1990 British Technology Group (BTG) fund a project in the UK at the Institute of Cancer Research in London working on selective inhibitors of the enzyme CYP17 as potential agents for the treatment of prostate cancer.

September 1990 Prof Mike Jarman receives funding from BTG to intitiate project.

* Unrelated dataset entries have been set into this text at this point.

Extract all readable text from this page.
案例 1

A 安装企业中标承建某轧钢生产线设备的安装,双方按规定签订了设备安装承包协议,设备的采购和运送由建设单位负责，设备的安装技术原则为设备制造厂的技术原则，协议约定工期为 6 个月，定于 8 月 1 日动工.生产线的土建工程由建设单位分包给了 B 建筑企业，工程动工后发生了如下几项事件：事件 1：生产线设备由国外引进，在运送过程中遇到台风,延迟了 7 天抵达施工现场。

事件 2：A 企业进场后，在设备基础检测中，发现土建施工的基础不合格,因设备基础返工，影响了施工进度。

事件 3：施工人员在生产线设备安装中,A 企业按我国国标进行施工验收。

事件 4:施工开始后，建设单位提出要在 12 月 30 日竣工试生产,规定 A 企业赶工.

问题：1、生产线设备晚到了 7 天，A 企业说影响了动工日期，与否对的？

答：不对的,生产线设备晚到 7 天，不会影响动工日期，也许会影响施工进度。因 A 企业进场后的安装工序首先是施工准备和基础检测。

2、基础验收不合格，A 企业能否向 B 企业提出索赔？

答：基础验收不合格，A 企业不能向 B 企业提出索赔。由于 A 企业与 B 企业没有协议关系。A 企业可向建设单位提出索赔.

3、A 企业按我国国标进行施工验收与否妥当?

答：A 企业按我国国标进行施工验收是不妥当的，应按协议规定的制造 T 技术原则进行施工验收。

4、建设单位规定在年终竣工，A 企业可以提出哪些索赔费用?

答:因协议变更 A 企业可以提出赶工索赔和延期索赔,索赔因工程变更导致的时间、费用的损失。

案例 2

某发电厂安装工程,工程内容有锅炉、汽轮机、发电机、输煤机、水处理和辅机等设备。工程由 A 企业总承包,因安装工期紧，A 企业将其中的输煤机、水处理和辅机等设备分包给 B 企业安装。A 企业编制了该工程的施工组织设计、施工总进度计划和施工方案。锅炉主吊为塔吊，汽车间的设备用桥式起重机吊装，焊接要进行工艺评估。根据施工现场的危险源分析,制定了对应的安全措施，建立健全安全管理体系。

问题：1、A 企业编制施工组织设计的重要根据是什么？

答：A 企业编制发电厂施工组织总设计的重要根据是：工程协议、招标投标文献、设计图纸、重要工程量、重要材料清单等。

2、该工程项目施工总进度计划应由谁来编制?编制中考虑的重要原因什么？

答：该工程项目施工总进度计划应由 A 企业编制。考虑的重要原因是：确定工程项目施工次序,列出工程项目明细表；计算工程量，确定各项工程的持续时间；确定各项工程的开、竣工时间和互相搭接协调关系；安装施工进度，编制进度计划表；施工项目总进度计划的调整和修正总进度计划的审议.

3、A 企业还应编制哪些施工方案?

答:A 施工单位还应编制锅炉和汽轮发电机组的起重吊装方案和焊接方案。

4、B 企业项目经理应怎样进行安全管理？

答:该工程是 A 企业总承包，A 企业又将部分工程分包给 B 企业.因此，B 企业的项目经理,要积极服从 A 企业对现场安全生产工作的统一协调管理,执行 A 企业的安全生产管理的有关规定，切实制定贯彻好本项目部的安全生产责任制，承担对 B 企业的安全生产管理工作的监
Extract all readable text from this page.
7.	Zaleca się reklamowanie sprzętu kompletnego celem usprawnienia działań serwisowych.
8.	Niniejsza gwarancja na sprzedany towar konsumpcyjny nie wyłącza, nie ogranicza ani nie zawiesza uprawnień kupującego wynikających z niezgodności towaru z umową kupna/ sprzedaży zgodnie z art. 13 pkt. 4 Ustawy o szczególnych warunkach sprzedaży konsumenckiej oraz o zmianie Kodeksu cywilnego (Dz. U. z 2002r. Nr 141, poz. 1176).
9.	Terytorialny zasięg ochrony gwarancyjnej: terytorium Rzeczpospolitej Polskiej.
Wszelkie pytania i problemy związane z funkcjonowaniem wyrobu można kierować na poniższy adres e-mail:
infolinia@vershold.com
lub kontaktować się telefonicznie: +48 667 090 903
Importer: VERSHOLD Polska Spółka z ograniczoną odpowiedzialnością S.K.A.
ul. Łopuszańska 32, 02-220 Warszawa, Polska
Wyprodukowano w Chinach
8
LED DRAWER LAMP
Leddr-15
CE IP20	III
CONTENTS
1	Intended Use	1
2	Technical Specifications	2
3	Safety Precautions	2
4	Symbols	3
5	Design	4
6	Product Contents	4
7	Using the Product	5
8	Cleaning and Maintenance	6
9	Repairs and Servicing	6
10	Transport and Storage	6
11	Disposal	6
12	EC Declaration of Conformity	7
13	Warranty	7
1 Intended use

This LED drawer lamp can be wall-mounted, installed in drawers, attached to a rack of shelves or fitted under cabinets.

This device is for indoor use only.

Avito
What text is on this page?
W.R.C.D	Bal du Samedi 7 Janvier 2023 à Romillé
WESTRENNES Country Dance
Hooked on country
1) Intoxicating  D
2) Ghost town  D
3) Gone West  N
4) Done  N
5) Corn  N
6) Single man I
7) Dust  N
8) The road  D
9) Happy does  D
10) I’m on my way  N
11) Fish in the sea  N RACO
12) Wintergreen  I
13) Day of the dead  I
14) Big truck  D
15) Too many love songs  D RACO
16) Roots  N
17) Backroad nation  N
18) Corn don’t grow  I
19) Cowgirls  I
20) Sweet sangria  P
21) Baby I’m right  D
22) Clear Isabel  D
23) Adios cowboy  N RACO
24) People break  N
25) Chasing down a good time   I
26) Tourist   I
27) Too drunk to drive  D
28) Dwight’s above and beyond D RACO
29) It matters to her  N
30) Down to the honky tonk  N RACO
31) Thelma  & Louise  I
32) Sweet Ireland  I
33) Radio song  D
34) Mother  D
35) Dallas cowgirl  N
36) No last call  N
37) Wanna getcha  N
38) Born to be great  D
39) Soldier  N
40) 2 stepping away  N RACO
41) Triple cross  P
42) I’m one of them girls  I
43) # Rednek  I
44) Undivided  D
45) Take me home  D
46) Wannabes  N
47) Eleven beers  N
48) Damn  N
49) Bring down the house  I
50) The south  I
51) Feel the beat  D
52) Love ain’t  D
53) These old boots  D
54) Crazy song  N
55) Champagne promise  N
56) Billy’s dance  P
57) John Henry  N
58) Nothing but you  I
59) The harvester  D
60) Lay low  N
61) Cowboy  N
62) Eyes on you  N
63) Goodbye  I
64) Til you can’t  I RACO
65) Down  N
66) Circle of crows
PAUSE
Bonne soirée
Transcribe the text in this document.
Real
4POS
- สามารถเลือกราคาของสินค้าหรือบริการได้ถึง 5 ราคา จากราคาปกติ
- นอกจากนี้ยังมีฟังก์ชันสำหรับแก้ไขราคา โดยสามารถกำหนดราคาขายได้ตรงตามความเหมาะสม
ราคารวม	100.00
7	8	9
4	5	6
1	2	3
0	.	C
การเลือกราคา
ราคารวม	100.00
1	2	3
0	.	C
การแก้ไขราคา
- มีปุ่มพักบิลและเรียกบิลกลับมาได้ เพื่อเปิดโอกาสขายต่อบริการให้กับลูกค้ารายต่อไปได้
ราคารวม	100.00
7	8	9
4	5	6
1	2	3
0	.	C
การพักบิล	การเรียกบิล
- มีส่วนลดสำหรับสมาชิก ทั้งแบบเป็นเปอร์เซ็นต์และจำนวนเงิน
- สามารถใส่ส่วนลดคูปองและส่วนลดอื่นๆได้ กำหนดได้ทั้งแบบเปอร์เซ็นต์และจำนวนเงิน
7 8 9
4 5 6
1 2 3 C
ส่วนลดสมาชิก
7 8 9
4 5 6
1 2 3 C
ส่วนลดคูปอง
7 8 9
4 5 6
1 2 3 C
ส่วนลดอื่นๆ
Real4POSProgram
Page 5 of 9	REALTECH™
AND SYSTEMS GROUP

October 1990 Abiraterone designed by Dr Gerry Potter as a selective CYP17 inhibitor.

November 1990 Abiraterone first synthesised by Dr Potter in the CRC drug development labs at the Institute of Cancer Research (ICR) within the Royal Marsden Hospital in Surrey, UK.

December 1990 Dr Elaine Barrie tests Abiraterone and finds it is the most potent inhibitor of CYP17 ever discovered.

January 1991 UK & US Patents filed with BTG.

February 1991 Abiraterone synthesis scaled up to killogram scale.

June 1991 Results on Abiraterone first presented in San Diego.

1994 First publication on Abiraterone (CB 7598) appears in the Journal of Medicinal Chemistry.

1996 Abiraterone Acetate (CB7630) licensed to Boehringer Ingelheim

1997 Phase I clinical studies start on single agent Abiraterone Acetate

1998 Worldwide Patents Granted

2000 Licensed to Cougar Biotechnology

2003 Phase I/II clinical trials intiatated

2004 Prednisone added to Abiraterone to prevent Hypokalemia (Low Potassium) side effects.
         i.e the Zytiga Prednisone Combo first used.

2005 Phase III clinical trials start on post chemo prostate cancer patients in 1,200 worldwide study.

2007 Cougar Biotechnology taken over be Johnson & Johnson (J&J).

2009 J&J use brand name of "Zytiga" for Abiraterone Acetate.

2010 J&J announce positive results of Zytiga in Phase III clinical trials against advanced prostate cancer.

April 2011 FDA Approval of Zytiga post chemotherapy.

May 2011 Zytiga launched in USA

Sept 2011 European Medicine Agency approval.

Oct 2011 Zytiga launched in UK

2012 NICE Approval for use of Zytiga on the UK national health service NHS in England and Wales.